Competitive context window for most production use cases. Long-document analysis, multi-turn agents, RAG pipelines — 128K covers the overwhelming majority of real workloads. It falls short against Claude’s 200K and Gemini Flash’s 1M for edge cases like full codebase analysis or very long document processing. For most agentic work: not a bottleneck.

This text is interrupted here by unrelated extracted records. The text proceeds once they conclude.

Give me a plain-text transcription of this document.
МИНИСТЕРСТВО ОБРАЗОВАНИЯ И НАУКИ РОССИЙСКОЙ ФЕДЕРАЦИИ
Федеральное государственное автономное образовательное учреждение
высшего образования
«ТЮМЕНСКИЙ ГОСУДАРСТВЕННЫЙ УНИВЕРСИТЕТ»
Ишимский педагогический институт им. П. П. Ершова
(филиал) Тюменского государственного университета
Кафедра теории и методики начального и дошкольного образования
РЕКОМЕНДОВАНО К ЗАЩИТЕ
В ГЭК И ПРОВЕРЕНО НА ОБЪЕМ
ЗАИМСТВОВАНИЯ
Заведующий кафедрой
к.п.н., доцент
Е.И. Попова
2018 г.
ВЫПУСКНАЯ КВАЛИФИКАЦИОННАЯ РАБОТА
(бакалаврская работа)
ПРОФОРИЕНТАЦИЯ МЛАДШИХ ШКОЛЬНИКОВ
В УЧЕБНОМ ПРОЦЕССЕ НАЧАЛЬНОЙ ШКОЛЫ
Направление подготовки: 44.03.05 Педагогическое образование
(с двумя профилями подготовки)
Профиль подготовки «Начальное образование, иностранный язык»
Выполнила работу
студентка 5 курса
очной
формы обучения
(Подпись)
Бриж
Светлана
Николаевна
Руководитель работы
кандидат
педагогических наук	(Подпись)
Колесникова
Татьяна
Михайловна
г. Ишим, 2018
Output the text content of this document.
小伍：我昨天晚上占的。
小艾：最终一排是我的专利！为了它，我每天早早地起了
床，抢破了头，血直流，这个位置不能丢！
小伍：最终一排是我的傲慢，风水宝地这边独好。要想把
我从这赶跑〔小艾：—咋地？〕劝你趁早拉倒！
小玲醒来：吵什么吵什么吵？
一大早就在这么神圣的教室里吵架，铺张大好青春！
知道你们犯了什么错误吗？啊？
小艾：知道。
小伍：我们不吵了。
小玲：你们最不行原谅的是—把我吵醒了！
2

Who Is It For / Who Should Look Elsewhere

Use Mercury 2 if you:

Build agentic pipelines with 20+ LLM calls per task — the compounding latency reduction is where Mercury 2’s advantage is most dramatic
Run real-time voice AI or conversational agents — natural speech cadences require sub-500ms latency; Mercury 2 is one of the few models that can deliver this with reasoning-grade quality
Operate high-volume inference at scale — structured extraction, classification, RAG reranking at millions of calls per day where output cost per token is the primary constraint
Need coding autocomplete or next-edit suggestion speed — the “feels like part of your own thinking” bar requires under 50ms perceived latency; Mercury 2 hits it where other models don’t
Want to experiment with a novel architecture before the rest of the market catches up — diffusion LLMs are early; getting experience with the paradigm now has strategic value

Look elsewhere if you:

Need frontier reasoning quality — for complex multi-step math, scientific analysis, or hard coding problems, o3 or Claude Opus remain significantly stronger
Require very long context windows (>128K) — Gemini Flash’s 1M context window is unmatched for full-codebase or long-document tasks
Are building a consumer-facing chat product — Mercury 2 is API-only; there’s no UI to hand to non-technical users
Generate primarily very short responses at high volume — diffusion’s fixed-pass overhead doesn’t pay off for 5–10 token outputs

Comparison Table: Mercury 2 vs The Competition

Feature	Mercury 2	GPT-4o-mini	Claude 3.5 Haiku	Gemini 2.5 Flash
Architecture	Diffusion (parallel)	Transformer (autoregressive)	Transformer (autoregressive)	Transformer (autoregressive)
Speed	~1,009 tps ⚡	~71 tps	~89 tps	~71 tps
Input pricing	$0.25/1M	$0.15/1M	$0.80/1M	$0.30/1M
Output pricing	$0.75/1M ✅	$0.60/1M	$4.00/1M	$2.50/1M
Context window	128K	128K	200K	1M
Reasoning quality	Mid-tier (GPQA 73–77%)	Mid-tier (GPQA ~40%)	Mid-tier (GPQA 67%)	High (GPQA ~75%)
Native tool use	✅ Yes	✅ Yes	✅ Yes	✅ Yes
Structured JSON output	✅ Schema-aligned	✅ Yes	✅ Yes	✅ Yes
OpenAI API compatible	✅ Drop-in	Native	❌ Requires SDK	❌ Requires SDK
Best for	Agentic loops, voice, real-time	General-purpose, cost-sensitive	Document analysis, writing	Long context, multimodal

Controversy: What They Don’t Advertise About Diffusion LLMs

Mercury 2 is genuinely fast. The architecture is genuinely novel. But diffusion LLMs come with real trade-offs that the launch blog doesn’t lead with.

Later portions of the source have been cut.